当我在本地计算机上运行程序时，读取整数(test case)后，程序崩溃。
为了简化代码，我添加了注释。
问题在isBalanced()函数中显示。
我的代码:

#include <bits/stdc++.h>

using namespace std;

// return true if the passed character belongs to ar[], false otherwise
bool find(char ch,char ar[]){
    for(int i=0;i<3;i++)
        if(ar[i]==ch)
            return true;

    return false;
}


string isBalanced(string s) {
    int size=s.length();
    stack<char>bracket;
    char open[3]={'{','[','('};

    // if size of string is odd then expression is not balanced
    if(size%2!=0)
        return "NO";

    for(int i=0;i<size;i++){
    // if current bracket is opening bracket
    // then push it into bracket stack
    if(find(s[i],open)){
        bracket.push(s[i]);
    }
    // if current bracket is closing bracket
    // then match top element of bracket stack with current bracket
    // if both are matched then pop an element from bracket stack
    // if both are not matched return "NO"
    else{
        // if there is an element to match and current stack is empty then expression is not balanced
        if(bracket.empty())
        return "NO";

        else
        switch (bracket.top()) {
         case '{': 

                if('{'!=s[i])
                 return "NO";

                 bracket.pop();
             break;

        case '(':
        if('('!=s[i])
            return "NO";

        bracket.pop();
        break;

        case '[':
        if('['!=s[i])
            return "NO";

        bracket.pop();
        break;
        }

        bracket.pop();
    }
    return "YES";
}

}

int main()
{
    int t;
    cin >> t;
    for (int t_itr = 0; t_itr < t; t_itr++) {
        string s;
        getline(cin, s);
        string result = isBalanced(s);
        cout << result << "\n";
    }
    return 0;
}

Answer 1

两件事情:

不要混合使用getline和运算符>>。

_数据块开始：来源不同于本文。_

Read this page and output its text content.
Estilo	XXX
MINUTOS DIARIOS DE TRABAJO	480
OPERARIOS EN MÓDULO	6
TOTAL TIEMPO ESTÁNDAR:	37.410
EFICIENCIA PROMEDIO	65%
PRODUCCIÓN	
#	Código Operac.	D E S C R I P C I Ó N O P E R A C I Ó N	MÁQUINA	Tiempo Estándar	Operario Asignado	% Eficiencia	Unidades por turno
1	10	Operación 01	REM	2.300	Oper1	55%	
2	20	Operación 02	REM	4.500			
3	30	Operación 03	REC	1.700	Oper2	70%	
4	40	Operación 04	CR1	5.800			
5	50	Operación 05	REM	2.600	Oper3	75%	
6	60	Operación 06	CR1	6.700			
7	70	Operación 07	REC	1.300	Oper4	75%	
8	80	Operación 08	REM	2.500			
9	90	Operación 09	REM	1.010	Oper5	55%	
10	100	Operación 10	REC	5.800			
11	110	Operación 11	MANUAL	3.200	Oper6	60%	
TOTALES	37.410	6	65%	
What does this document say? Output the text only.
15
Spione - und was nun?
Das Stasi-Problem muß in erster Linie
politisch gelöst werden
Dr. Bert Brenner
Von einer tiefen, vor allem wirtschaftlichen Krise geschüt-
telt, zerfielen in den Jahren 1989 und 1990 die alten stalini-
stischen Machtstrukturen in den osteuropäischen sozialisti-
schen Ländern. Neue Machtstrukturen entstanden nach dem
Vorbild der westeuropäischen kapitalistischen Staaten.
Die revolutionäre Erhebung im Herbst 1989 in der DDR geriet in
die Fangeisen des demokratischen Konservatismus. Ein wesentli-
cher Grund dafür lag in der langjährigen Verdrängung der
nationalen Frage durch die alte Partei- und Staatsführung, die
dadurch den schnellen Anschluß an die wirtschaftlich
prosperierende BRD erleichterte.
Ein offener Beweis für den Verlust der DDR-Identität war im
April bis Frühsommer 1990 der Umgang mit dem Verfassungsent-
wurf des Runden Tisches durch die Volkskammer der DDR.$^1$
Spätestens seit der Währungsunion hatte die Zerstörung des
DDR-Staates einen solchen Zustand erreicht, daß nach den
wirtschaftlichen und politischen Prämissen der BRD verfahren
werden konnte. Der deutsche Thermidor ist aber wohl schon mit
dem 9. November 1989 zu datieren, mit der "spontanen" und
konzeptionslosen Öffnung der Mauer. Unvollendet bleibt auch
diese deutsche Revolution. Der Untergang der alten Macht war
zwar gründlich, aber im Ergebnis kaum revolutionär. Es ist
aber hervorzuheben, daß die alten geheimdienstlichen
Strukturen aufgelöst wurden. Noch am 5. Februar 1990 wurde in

要么这样做:

int main()
{
    int t;
    cin >> t;
    cin.ignore();
    for (int t_itr = 0; t_itr < t; t_itr++) {
        string s;
        getline(cin, s);
        string result = isBalanced(s);
        cout << result << "\n";
    }
    return 0;
}

或这样做:

int main()
{
    int t;
    cin >> t;
    for (int t_itr = 0; t_itr < t; t_itr++) {
        string s;
        cin >> s;
        string result = isBalanced(s);
        cout << result << "\n";
    }
    return 0;
}

视情况而定。

您的逻辑有缺陷。这是isBalanced()的正确实现:

string isBalanced(string s) {
    int size=s.length();
    stack<char>bracket;
    char open[3]={'{','[','('};

    if(size%2!=0)
        return "NO";

    for(int i=0;i<size;i++){
        cout << i << endl;
        if(find(s[i],open)){
            bracket.push(s[i]);
        }
        else{
            if(bracket.empty())
                return "NO";
            else
            {
                switch (bracket.top()) {
                    case '{': 
                        if('}'!=s[i])
                            return "NO";
                        break;

                    case '(':
                        if(')'!=s[i])
                            return "NO";
                        break;

                    case '[':
                        if(']'!=s[i])
                            return "NO";
                    break;
                }
                bracket.pop();
            }
        }
    }
    return bracket.empty() ? "YES" : "NO";
}

建议:请始终使用适当的缩进。